Several counties in California, which has more Indian casinos than any other state, are unhappy about proposed federal rules changes that would make it easier than ever before to recognize a tribe.
“It’s causing some alarm at the local government level in California,” Minh Tran, county counsel for Napa County, recently told his local paper, the Napa Valley Register. Napa County and several other local governments are urging the Congress to hold oversight hearings on the proposed regulations, the first change to the process in more than 35 years.
Under existing rules, the Bureau of Indian Affairs requires a tribe to show that it has existed since the U.S. Constitution was adopted in 1789. They are required to produce genealogical records and other evidence.
Tribes have tried for decades to change this process, which many consider onerous and very time-consuming. Under the proposed rules, a tribe would only have to show that it has existed since 1934. Rules of evidence would also be streamlined.
According to the head of the BIA, Department of the Interior Assistant Secretary Kevin Washburn, “Reform of the process is long-overdue.” He has been working on improving the recognition progress since he came to the bureau.
More than 80 Indian tribes in the Golden State have petitioned for federal recognition since the rules were adopted.

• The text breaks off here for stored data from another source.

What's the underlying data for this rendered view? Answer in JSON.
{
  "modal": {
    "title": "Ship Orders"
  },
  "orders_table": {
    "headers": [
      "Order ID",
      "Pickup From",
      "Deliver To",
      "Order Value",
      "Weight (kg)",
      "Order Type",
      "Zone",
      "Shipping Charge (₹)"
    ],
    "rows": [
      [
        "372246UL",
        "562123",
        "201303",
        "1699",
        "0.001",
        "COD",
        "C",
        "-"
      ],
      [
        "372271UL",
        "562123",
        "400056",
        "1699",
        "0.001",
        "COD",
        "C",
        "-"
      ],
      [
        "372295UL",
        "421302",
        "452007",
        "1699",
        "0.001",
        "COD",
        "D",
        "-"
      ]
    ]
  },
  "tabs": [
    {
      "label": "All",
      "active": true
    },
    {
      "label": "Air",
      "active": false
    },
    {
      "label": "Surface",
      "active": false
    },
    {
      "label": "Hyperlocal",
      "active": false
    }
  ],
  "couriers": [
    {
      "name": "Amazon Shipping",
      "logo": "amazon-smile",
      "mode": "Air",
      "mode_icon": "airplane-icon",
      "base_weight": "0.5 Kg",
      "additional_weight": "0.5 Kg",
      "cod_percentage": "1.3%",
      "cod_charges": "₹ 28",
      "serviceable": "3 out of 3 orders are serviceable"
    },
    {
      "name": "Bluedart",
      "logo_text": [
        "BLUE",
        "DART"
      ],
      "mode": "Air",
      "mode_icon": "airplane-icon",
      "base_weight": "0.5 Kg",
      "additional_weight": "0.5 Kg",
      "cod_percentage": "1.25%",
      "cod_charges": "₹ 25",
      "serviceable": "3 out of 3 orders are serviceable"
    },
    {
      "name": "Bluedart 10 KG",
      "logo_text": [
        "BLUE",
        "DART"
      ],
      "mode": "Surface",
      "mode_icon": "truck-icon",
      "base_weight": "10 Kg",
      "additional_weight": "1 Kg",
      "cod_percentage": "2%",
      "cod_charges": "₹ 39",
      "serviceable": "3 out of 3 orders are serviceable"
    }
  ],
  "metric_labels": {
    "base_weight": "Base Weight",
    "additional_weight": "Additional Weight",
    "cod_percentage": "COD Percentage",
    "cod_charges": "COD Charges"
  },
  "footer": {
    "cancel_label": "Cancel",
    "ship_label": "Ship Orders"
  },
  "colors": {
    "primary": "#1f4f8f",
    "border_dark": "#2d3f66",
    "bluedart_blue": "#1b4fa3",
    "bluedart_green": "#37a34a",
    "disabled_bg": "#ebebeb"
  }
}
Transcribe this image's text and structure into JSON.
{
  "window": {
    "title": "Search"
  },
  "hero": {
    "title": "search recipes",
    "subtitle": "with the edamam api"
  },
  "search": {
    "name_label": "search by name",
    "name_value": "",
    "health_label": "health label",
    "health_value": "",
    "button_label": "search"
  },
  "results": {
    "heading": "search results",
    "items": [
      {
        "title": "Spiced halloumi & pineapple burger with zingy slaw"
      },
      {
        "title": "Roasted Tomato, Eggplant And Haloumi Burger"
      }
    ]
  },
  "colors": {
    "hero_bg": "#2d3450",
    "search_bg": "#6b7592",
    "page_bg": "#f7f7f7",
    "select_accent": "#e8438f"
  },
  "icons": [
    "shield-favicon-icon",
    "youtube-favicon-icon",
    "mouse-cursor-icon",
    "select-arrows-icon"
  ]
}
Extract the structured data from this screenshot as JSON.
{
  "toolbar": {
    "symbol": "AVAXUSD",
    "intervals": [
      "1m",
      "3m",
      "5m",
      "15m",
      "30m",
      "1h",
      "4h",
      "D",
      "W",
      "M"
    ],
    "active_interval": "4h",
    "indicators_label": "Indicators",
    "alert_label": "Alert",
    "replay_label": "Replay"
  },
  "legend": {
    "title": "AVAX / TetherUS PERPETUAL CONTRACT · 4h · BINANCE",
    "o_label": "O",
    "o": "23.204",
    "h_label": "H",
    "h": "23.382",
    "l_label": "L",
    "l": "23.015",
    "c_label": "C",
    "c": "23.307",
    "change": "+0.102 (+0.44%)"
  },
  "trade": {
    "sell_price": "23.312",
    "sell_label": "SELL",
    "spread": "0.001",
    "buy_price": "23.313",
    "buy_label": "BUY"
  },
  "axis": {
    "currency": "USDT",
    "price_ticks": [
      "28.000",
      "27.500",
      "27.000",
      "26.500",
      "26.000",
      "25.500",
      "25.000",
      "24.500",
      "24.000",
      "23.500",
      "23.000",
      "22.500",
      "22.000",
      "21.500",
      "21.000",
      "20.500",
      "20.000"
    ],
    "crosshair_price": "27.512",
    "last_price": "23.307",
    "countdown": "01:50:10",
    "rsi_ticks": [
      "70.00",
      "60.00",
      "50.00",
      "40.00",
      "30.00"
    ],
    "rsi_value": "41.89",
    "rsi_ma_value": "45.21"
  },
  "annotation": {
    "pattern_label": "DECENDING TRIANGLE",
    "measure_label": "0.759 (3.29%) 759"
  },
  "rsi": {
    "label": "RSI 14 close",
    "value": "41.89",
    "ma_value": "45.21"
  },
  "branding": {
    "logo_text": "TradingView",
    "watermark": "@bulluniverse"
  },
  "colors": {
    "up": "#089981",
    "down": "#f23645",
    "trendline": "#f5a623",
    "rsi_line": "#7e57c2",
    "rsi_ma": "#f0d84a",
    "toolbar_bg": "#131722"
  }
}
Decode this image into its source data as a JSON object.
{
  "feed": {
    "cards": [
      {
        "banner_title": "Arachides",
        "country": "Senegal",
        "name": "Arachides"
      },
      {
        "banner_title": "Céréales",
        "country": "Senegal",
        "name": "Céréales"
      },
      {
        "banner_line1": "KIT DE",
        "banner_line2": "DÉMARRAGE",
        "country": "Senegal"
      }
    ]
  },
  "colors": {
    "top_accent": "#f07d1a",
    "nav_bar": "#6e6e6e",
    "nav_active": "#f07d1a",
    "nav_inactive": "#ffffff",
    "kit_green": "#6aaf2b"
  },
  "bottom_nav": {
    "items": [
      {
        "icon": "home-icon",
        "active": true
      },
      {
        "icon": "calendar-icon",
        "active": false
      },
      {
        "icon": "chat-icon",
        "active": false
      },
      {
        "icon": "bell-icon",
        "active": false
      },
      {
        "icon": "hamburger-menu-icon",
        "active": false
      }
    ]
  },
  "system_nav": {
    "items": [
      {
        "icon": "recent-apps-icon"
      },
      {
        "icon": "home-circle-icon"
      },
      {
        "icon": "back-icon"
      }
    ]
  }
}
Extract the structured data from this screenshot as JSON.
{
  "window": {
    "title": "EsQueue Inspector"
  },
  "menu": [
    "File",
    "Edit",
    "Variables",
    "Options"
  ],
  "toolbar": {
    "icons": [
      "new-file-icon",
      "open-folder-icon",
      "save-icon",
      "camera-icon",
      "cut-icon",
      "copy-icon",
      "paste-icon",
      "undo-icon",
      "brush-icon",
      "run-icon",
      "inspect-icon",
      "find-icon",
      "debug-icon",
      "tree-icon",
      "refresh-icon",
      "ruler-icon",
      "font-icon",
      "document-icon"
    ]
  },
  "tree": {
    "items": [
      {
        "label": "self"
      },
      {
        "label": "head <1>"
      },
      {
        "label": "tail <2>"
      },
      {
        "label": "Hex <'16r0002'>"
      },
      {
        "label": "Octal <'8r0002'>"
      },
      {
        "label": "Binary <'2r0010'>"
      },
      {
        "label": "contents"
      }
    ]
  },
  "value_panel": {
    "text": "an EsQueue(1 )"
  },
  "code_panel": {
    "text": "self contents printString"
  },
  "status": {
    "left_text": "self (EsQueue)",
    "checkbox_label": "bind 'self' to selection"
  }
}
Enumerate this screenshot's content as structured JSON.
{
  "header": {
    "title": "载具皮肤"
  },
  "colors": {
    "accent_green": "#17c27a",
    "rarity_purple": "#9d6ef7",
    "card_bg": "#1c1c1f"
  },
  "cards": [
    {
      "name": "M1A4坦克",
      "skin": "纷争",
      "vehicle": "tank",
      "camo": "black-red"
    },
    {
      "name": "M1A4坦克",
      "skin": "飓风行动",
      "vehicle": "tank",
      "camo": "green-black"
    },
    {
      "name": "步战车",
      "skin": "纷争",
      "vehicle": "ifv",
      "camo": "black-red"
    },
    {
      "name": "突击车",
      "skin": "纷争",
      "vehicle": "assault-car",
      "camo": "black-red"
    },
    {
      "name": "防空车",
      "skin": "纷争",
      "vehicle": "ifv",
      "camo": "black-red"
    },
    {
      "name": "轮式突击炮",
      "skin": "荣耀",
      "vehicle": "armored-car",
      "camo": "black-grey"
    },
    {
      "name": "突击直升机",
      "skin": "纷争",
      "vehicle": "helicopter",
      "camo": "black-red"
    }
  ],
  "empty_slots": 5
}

Napa County has a special interest in the case of the Mishewal Wappo Tribe whose 340 members seek to regain their aboriginal homeland in California’s Wine Country. The tribe lost federal recognition in the 1960s. The Wappos have tried since 1979 to get it back. Unsuccessfully, since the act of Congress that disestablished the tribe has never been repealed.
That act is the subject of a federal lawsuit, which claims that the process was done illegally.
Napa and Sonoma Counties worry that the Wappos will build a casino once they are recognized and able to put land into trust.